USDJPY looks lower on broad USD rout – #SaxoStrats
- The US dollar struggled against the major currencies in the dying days of 2017 as the market took a dim view on the currency despite the US tax reform bill that many thought originally might support the greenback on the potential boost to US growth and as corporations might invest more at home on the drastic chop to the headline rate.
- Instead, the US dollar has weakened sharply as the focus may be on the implications for US fiscal dynamics, as this tax reform bill promises to blow a large hole in the budget deficit – perhaps as much as 2% or more of GDP.
- If the current account/fiscal dynamics situation is the general focus, then the Japanese yen may have some catching up to do versus its peers in strengthening against the struggling US dollar. While the Bank of Japan is maintaining a very loose monetary policy, the yen enters the year as far-and-away the weakest major currency, and Japan runs a large current account surplus of some 4% of GDP that contrasts with the US's deteriorating current account outlook under the new tax regime and the Fed's quantitative tightening, which only weakens the fiscal outlook further for the US.
- As the market has shown increasing signs in recent months of ignoring shifts in interest rate spreads (which have been USDJPY benign and even supportive), current account fundamentals may be back as a major consideration, requiring a significant adjustment lower in USDJPY if so.
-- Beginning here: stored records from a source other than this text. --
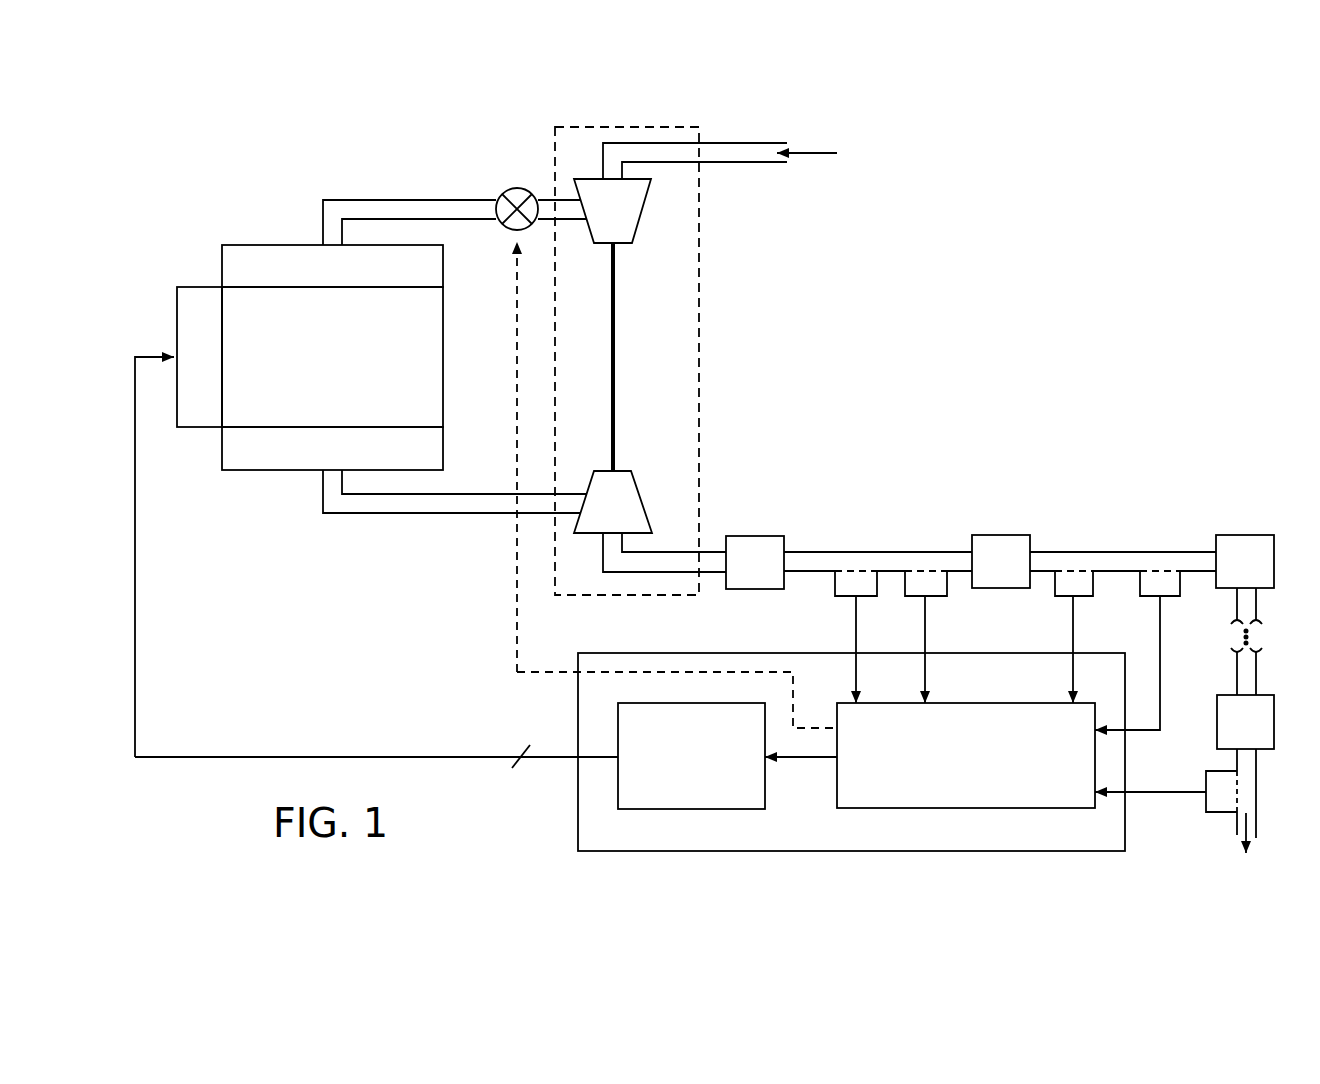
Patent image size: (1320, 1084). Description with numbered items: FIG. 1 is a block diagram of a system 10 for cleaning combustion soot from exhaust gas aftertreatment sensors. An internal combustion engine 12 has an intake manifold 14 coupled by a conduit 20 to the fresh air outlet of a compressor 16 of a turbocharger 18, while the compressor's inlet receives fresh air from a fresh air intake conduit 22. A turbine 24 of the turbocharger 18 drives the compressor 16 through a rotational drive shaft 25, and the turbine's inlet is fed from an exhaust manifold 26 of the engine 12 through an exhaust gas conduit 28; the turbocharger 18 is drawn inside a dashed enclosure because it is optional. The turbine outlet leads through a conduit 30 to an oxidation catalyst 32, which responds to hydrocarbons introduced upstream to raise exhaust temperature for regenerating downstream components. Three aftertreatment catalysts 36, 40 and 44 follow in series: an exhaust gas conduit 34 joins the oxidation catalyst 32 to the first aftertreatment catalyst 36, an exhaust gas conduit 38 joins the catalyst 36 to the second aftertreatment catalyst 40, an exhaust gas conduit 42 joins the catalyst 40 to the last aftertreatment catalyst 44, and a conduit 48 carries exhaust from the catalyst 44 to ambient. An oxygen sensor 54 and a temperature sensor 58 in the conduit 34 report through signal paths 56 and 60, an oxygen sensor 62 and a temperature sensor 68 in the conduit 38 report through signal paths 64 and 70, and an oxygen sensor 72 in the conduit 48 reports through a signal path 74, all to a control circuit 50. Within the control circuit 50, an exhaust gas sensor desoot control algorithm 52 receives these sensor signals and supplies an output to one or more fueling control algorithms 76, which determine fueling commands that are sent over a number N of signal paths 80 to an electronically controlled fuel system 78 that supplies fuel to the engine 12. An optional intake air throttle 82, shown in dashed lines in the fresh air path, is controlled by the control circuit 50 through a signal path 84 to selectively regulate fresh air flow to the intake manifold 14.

The system 10 is at (832, 405).
The internal combustion engine 12 is at (443, 358).
The intake manifold 14 is at (443, 268).
The compressor 16 is at (644, 214).
The turbocharger 18 is at (699, 362).
The conduit 20 is at (392, 199).
The fresh air intake conduit 22 is at (745, 163).
The turbine 24 is at (633, 490).
The rotational drive shaft 25 is at (616, 340).
The exhaust manifold 26 is at (272, 477).
The exhaust gas conduit 28 is at (421, 517).
The exhaust conduit 30 is at (633, 572).
The oxidation catalyst 32 is at (752, 535).
The exhaust gas conduit 34 is at (895, 550).
The exhaust gas aftertreatment catalyst 36 is at (1012, 534).
The exhaust gas conduit 38 is at (1118, 549).
The exhaust gas aftertreatment catalyst 40 is at (1245, 535).
The exhaust gas conduit 42 is at (1257, 604).
The exhaust gas aftertreatment catalyst 44 is at (1275, 718).
The conduit 48 is at (1257, 776).
The control circuit 50 is at (577, 803).
The exhaust gas sensor desoot control algorithm 52 is at (1023, 810).
The oxygen sensor 54 is at (835, 590).
The signal path 56 is at (855, 628).
The temperature sensor 58 is at (905, 591).
The signal path 60 is at (928, 628).
The oxygen sensor 62 is at (1053, 591).
The signal path 64 is at (1072, 628).
The temperature sensor 68 is at (1140, 590).
The signal path 70 is at (1162, 666).
The oxygen sensor 72 is at (1205, 780).
The signal path 74 is at (1168, 800).
The fueling control algorithm 76 is at (690, 810).
The fuel system 78 is at (197, 286).
The signal paths 80 is at (136, 585).
The intake air throttle 82 is at (516, 186).
The signal path 84 is at (514, 602).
Management and risk description
We look for USDJPY to drop quickly through the 112.00 level as the trading year gets into full swing, maintaining a stop well above 113.00 until we see a daily close well below 112.00. For the 2-3 week target, we look to take profit ahead of the Ichimoku daily cloud, which comes in the low 109 's over the next couple of weeks.But we we may choose to take quick or partial profits if the drop is particularly sharp before we have a look at this Friday's US employment data.